LOS ANGELES — At the intersection of hoops and hip-hop, one thing has always been the case. “We all think we supposed to be in the league,” the legendary MC Snoop Dogg professes, “just like all NBA players think they supposed to be rappers.”
So the godfather of West Coast rap approached Adidas about creating a special event for 2018 NBA All-Star Weekend. And at #747WarehouseSt — the brand’s two-day All-Star experience, which mixes fashion, sport and music — his vision came to life, via the first annual East Coast vs. West Coast hip-hop celebrity game. The two teams featured only artists, and were coached by none other than Snoop and Atlanta hip-hop star 2 Chainz.
“What happened was, I was sitting back at home watching the [official] celebrity game, trying to figure out a way to put something together … where we could have a good time, and it was only rappers,” said Snoop at news conference before Friday’s game — which he pulled up to an hour late with his fellow coach 2 Chainz, who came with a lit blunt in hand as well as his 4-year-old French Bulldog, Trappy Doo. “So I hit my nephew 2 Chainz up, and told him what I was thinking. He came in with a few ideas, and we matched these ideas together.”
— Aaron Dodson (@aardodson) February 16, 2018
Snoop’s roster boasted the likes of David Banner, Chris Brown, K Camp, Chevy Woods, and himself, of course, while 2 Chainz rolled with a squad that included Trinidad James, Young M.A., Wale and Lil Dicky. Originally listed as a player for the East squad, Quavo of the Migos pulled out at the last minute to take his talents to the NBA’s official Celebrity All-Star Game, during which he dazzled the crowd with an MVP performance.

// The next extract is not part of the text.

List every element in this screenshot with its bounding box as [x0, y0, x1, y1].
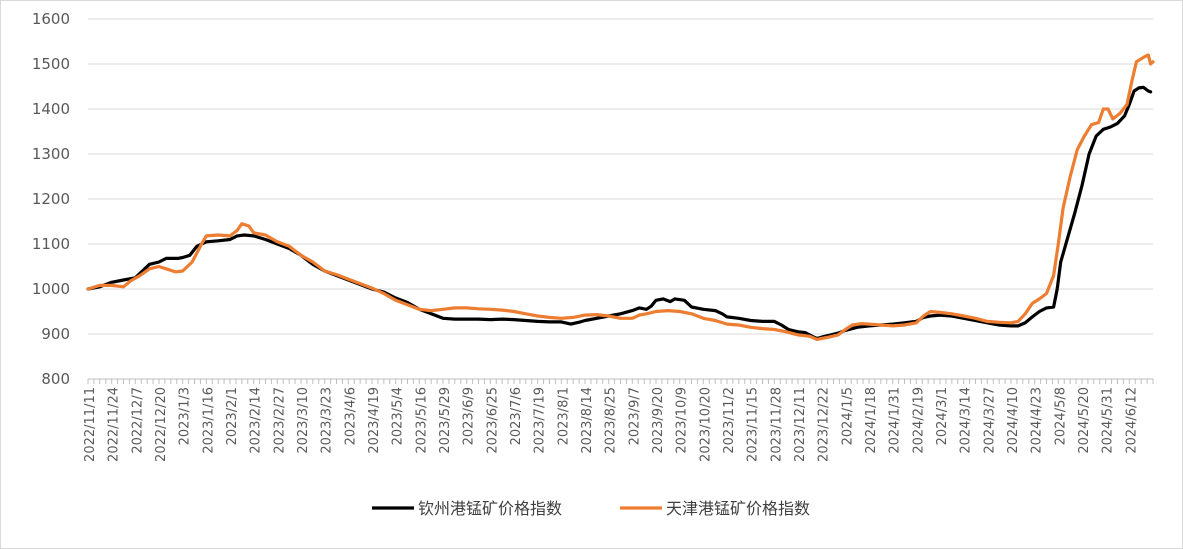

“My roster was based sheerly off the way artists walked. If you’re onstage going back and forth, there’s a sort of athleticism to it,” said 2 Chainz, who served as strictly the coach of the East, having broke his leg last July. Snoop’s general manager skills followed a more traditional scouting approach. “A lot of the people on my team, I played with him, or I’ve played against them, in [other] celebrity games,” he said. “I’m just a fan of rappers that love the ball.”

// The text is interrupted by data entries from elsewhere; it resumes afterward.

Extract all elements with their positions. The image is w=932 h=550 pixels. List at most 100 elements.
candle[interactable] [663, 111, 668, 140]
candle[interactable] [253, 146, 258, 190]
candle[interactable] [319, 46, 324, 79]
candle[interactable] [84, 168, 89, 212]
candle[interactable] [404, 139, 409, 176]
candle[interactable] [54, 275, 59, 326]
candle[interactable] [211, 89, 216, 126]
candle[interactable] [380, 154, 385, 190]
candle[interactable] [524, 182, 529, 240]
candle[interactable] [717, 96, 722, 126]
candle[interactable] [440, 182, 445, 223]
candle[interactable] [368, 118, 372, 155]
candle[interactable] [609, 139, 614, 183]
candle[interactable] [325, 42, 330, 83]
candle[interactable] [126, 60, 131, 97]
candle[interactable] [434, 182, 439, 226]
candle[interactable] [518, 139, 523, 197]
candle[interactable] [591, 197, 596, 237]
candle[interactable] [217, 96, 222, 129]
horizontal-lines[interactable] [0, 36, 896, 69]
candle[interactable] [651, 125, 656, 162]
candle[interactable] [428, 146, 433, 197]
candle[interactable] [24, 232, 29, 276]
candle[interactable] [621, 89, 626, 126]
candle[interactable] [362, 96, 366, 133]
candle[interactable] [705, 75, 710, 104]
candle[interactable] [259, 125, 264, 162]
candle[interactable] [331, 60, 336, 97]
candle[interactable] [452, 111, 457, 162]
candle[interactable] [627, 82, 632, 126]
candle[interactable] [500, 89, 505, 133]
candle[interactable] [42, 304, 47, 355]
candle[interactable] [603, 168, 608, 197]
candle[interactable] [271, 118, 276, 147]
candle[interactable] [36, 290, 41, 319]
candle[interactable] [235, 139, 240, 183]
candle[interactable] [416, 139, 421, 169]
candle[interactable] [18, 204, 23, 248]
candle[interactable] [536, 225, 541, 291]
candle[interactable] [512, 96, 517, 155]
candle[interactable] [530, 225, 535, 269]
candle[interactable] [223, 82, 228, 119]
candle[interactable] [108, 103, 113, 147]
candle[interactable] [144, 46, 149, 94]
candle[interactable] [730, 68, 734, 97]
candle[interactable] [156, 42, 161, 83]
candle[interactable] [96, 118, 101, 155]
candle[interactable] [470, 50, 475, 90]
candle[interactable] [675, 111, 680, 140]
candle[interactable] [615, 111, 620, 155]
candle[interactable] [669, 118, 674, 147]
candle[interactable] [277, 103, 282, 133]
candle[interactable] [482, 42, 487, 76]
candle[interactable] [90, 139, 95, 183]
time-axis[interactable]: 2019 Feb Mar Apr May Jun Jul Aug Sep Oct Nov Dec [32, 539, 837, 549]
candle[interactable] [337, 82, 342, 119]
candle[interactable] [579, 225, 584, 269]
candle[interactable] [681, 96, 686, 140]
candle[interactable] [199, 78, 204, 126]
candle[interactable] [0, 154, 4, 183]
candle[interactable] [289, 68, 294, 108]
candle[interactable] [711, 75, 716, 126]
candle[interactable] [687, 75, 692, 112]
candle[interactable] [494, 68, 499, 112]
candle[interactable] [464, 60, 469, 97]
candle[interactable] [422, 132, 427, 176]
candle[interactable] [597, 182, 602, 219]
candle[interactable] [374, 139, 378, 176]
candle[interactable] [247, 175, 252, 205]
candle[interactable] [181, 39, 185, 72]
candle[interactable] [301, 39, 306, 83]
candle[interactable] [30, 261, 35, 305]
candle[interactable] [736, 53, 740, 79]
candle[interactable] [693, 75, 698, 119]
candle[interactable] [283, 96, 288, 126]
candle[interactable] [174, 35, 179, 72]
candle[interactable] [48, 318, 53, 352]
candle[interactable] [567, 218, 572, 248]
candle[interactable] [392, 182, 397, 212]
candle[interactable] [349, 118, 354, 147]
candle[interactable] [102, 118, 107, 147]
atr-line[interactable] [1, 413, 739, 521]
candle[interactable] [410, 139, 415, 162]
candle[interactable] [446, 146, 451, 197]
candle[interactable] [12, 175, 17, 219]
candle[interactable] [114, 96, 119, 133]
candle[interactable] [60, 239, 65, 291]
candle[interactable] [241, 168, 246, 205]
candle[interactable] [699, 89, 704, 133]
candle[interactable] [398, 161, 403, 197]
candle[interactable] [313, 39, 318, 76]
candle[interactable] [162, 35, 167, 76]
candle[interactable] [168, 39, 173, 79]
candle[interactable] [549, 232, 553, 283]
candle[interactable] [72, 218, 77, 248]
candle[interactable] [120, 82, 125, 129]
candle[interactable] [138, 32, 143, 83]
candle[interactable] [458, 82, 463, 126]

— adidas (@adidas) February 17, 2018
The rappers-turned-hoopers took to the multicolored court, named after Pharrell, in custom Adidas jerseys that all appropriately featured the word “Rapper” on the back. Actor/comedian Michael Rapaport and rapper Fat Joe served as the AND1 Mixtape-inspired on-court commentators of the contest, from which Snoop’s West team emerged victorious. New York Giants wide receiver Odell Beckham Jr. even made an appearance on the court. He’s a Nike-endorsed athlete, but on this afternoon, he couldn’t resist experiencing this cultural moment, brought to the people by Adidas.